Ein Bild aus schöneren Tagen: Gerhard Schröder nimmt vor vier Jahren als damaliger Aufsichtsratsvorsitzender des russischen Ölkonzerns Rosneft an einer Pressekonferenz teil. Künftig sollen EU-Bürger solche Posten nicht mehr bekleiden dürfen, fordert die Bundesregierung.

(Foto: Patrick Pleul/dpa)

Die EU diskutiert über das nächste Sanktionspaket.

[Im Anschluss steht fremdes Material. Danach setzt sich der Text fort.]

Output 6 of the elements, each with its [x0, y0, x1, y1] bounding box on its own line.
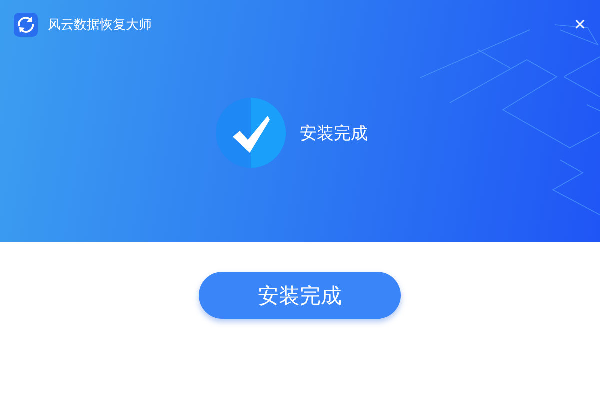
finish-button[interactable]: 安装完成 — [199, 272, 401, 319]
status-message: 安装完成 — [300, 122, 368, 144]
checkmark-icon — [216, 98, 286, 168]
close-button[interactable]: × — [570, 15, 590, 35]
app-logo-icon — [14, 13, 38, 37]
window-title: 风云数据恢复大师 — [48, 17, 152, 34]
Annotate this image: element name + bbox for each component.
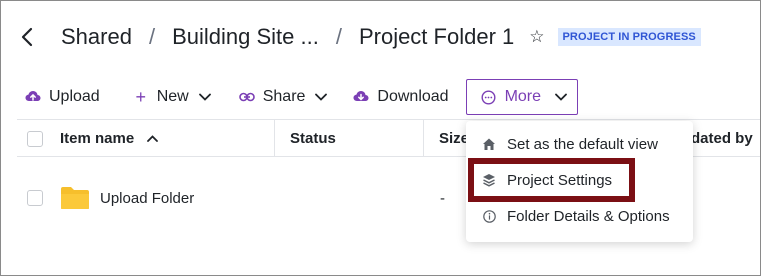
column-item-name[interactable]: Item name	[60, 120, 159, 157]
breadcrumb-separator: /	[148, 24, 156, 49]
share-label: Share	[262, 88, 306, 105]
menu-item-set-default-view[interactable]: Set as the default view	[466, 126, 693, 162]
chevron-down-icon	[315, 93, 328, 101]
chevron-up-icon	[147, 135, 159, 142]
download-label: Download	[377, 88, 449, 105]
menu-item-label: Set as the default view	[507, 135, 658, 153]
plus-icon: +	[135, 86, 146, 107]
breadcrumb-shared[interactable]: Shared	[61, 24, 132, 50]
share-button[interactable]: Share	[238, 79, 328, 115]
cloud-download-icon	[353, 90, 369, 104]
size-value: -	[440, 189, 445, 207]
menu-item-label: Folder Details & Options	[507, 207, 670, 225]
cloud-upload-icon	[25, 90, 41, 104]
breadcrumb-building-site[interactable]: Building Site ...	[172, 24, 319, 50]
new-button[interactable]: + New	[133, 79, 211, 115]
folder-icon	[60, 186, 90, 210]
chevron-down-icon	[555, 93, 567, 101]
item-name-cell[interactable]: Upload Folder	[60, 158, 194, 238]
upload-label: Upload	[49, 88, 100, 105]
more-circle-icon	[481, 89, 497, 105]
column-label: Item name	[60, 130, 135, 147]
chevron-down-icon	[198, 93, 211, 101]
highlight-box	[468, 158, 635, 202]
breadcrumb: Shared / Building Site ... / Project Fol…	[21, 21, 701, 53]
window: Shared / Building Site ... / Project Fol…	[0, 0, 761, 276]
column-label: Status	[290, 130, 336, 147]
column-size[interactable]: Size	[439, 120, 469, 157]
download-button[interactable]: Download	[353, 79, 449, 115]
size-cell: -	[440, 158, 445, 238]
menu-item-folder-details[interactable]: Folder Details & Options	[466, 198, 693, 234]
column-label: Size	[439, 130, 470, 147]
column-status[interactable]: Status	[290, 120, 336, 157]
home-icon	[481, 137, 497, 151]
link-icon	[238, 92, 255, 102]
breadcrumb-separator: /	[335, 24, 342, 49]
back-chevron-icon[interactable]	[21, 23, 41, 51]
info-icon	[481, 209, 497, 223]
new-label: New	[156, 88, 189, 105]
toolbar: Upload + New Share Download More	[25, 79, 579, 115]
more-label: More	[504, 88, 542, 105]
column-divider	[423, 120, 424, 157]
row-checkbox[interactable]	[27, 190, 43, 206]
more-button[interactable]: More	[465, 79, 579, 115]
checkbox[interactable]	[27, 130, 43, 147]
select-all-checkbox[interactable]	[27, 120, 43, 157]
status-badge: PROJECT IN PROGRESS	[557, 28, 701, 46]
star-icon[interactable]: ☆	[529, 27, 544, 47]
item-name: Upload Folder	[100, 189, 195, 207]
column-divider	[274, 120, 275, 157]
row-checkbox-cell	[27, 158, 43, 238]
upload-button[interactable]: Upload	[25, 79, 100, 115]
page-title: Project Folder 1	[358, 24, 515, 49]
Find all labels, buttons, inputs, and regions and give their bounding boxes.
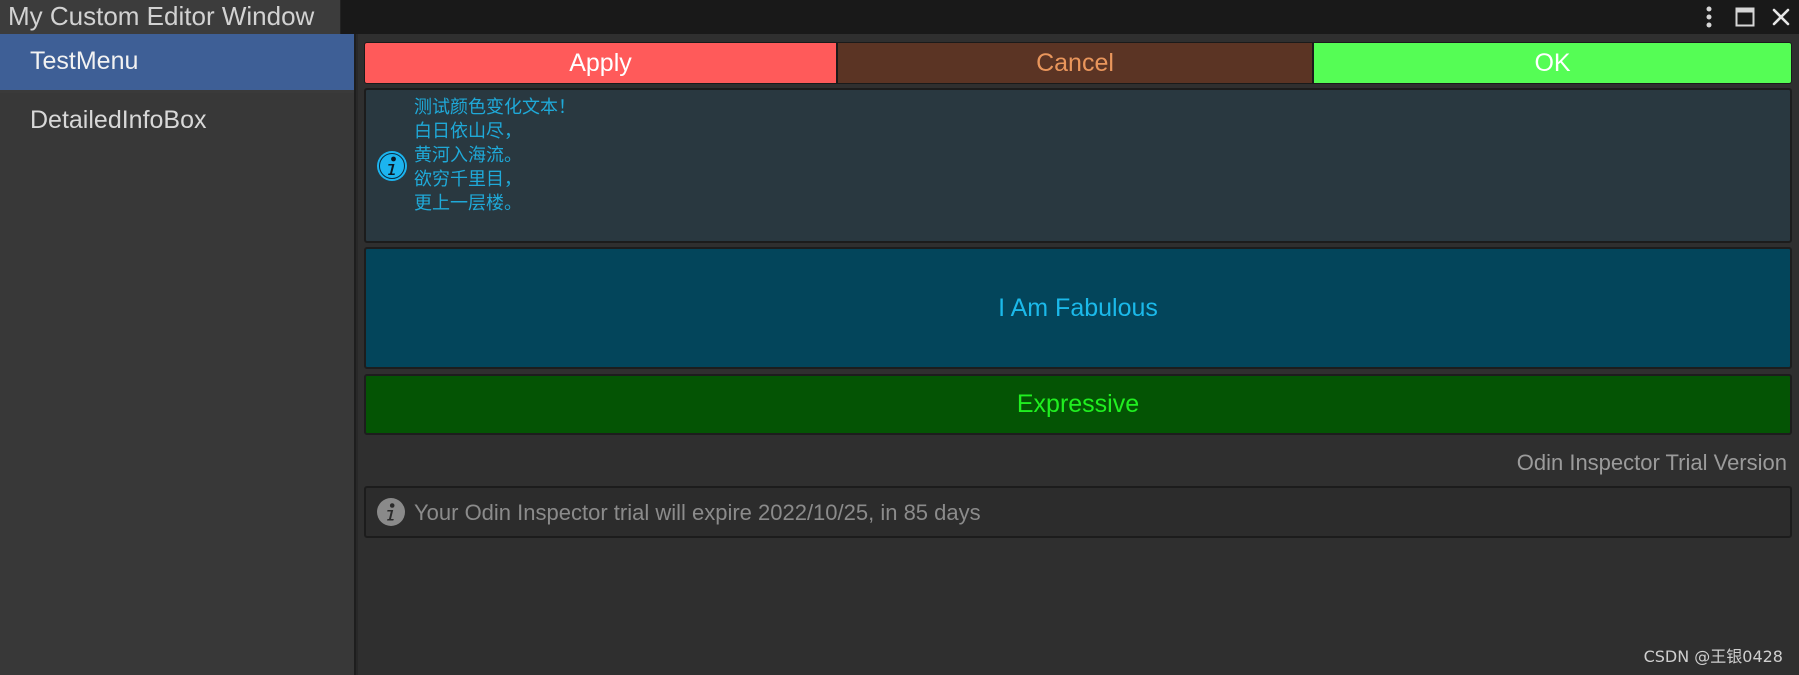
title-bar: My Custom Editor Window — [0, 0, 1799, 34]
sidebar-item-label: TestMenu — [30, 47, 139, 75]
window-tab[interactable]: My Custom Editor Window — [0, 0, 341, 34]
sidebar-item-label: DetailedInfoBox — [30, 106, 207, 134]
maximize-icon[interactable] — [1727, 0, 1763, 34]
close-icon[interactable] — [1763, 0, 1799, 34]
info-box: 测试颜色变化文本！ 白日依山尽， 黄河入海流。 欲穷千里目， 更上一层楼。 — [364, 88, 1792, 243]
button-row: Apply Cancel OK — [364, 42, 1792, 84]
info-icon — [376, 150, 408, 182]
watermark: CSDN @王银0428 — [1643, 647, 1783, 666]
sidebar-item-testmenu[interactable]: TestMenu — [0, 34, 354, 93]
sidebar-item-detailedinfobox[interactable]: DetailedInfoBox — [0, 93, 354, 150]
apply-button[interactable]: Apply — [364, 42, 837, 84]
info-icon — [376, 497, 406, 527]
sidebar-menu: TestMenu DetailedInfoBox — [0, 34, 356, 675]
info-line: 白日依山尽， — [414, 121, 522, 142]
window-controls — [1691, 0, 1799, 34]
info-line: 测试颜色变化文本！ — [414, 97, 576, 118]
window-title: My Custom Editor Window — [8, 1, 315, 31]
trial-version-label: Odin Inspector Trial Version — [1516, 450, 1787, 475]
main-panel: Apply Cancel OK 测试颜色变化文本！ 白日依山尽， 黄河入海流。 … — [358, 34, 1799, 675]
info-line: 更上一层楼。 — [414, 193, 522, 214]
kebab-menu-icon[interactable] — [1691, 0, 1727, 34]
trial-message: Your Odin Inspector trial will expire 20… — [414, 500, 981, 525]
ok-button[interactable]: OK — [1313, 42, 1792, 84]
fabulous-button[interactable]: I Am Fabulous — [364, 247, 1792, 369]
cancel-button[interactable]: Cancel — [837, 42, 1313, 84]
info-line: 欲穷千里目， — [414, 169, 522, 190]
trial-info-box: Your Odin Inspector trial will expire 20… — [364, 486, 1792, 538]
info-text: 测试颜色变化文本！ 白日依山尽， 黄河入海流。 欲穷千里目， 更上一层楼。 — [414, 96, 576, 216]
info-line: 黄河入海流。 — [414, 145, 522, 166]
expressive-button[interactable]: Expressive — [364, 374, 1792, 435]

Berlin fordert, EU-Bürgern die Annahme gut bezahlter Posten bei russischen Staatskonzernen zu verbieten - eine Lehre aus dem Fall Gerhard Schröder.

Von Björn Finke, Brüssel

EU-Bürger sollen künftig nach dem Willen der Bundesregierung nicht mehr im Aufsichtsrat oder Vorstand russischer Staatskonzerne sitzen dürfen. Das Verbot soll Teil des nächsten Sanktionspakets gegen Russland sein. Der Vorschlag findet sich in einem Diskussionspapier, das Berlin an die anderen EU-Regierungen geschickt hat und das der Süddeutschen Zeitung vorliegt. Dass jemand wie Altkanzler Gerhard Schröder über Jahre Aufsichtsratschef beim russischen Ölunternehmen Rosneft war, wäre dann nicht mehr möglich.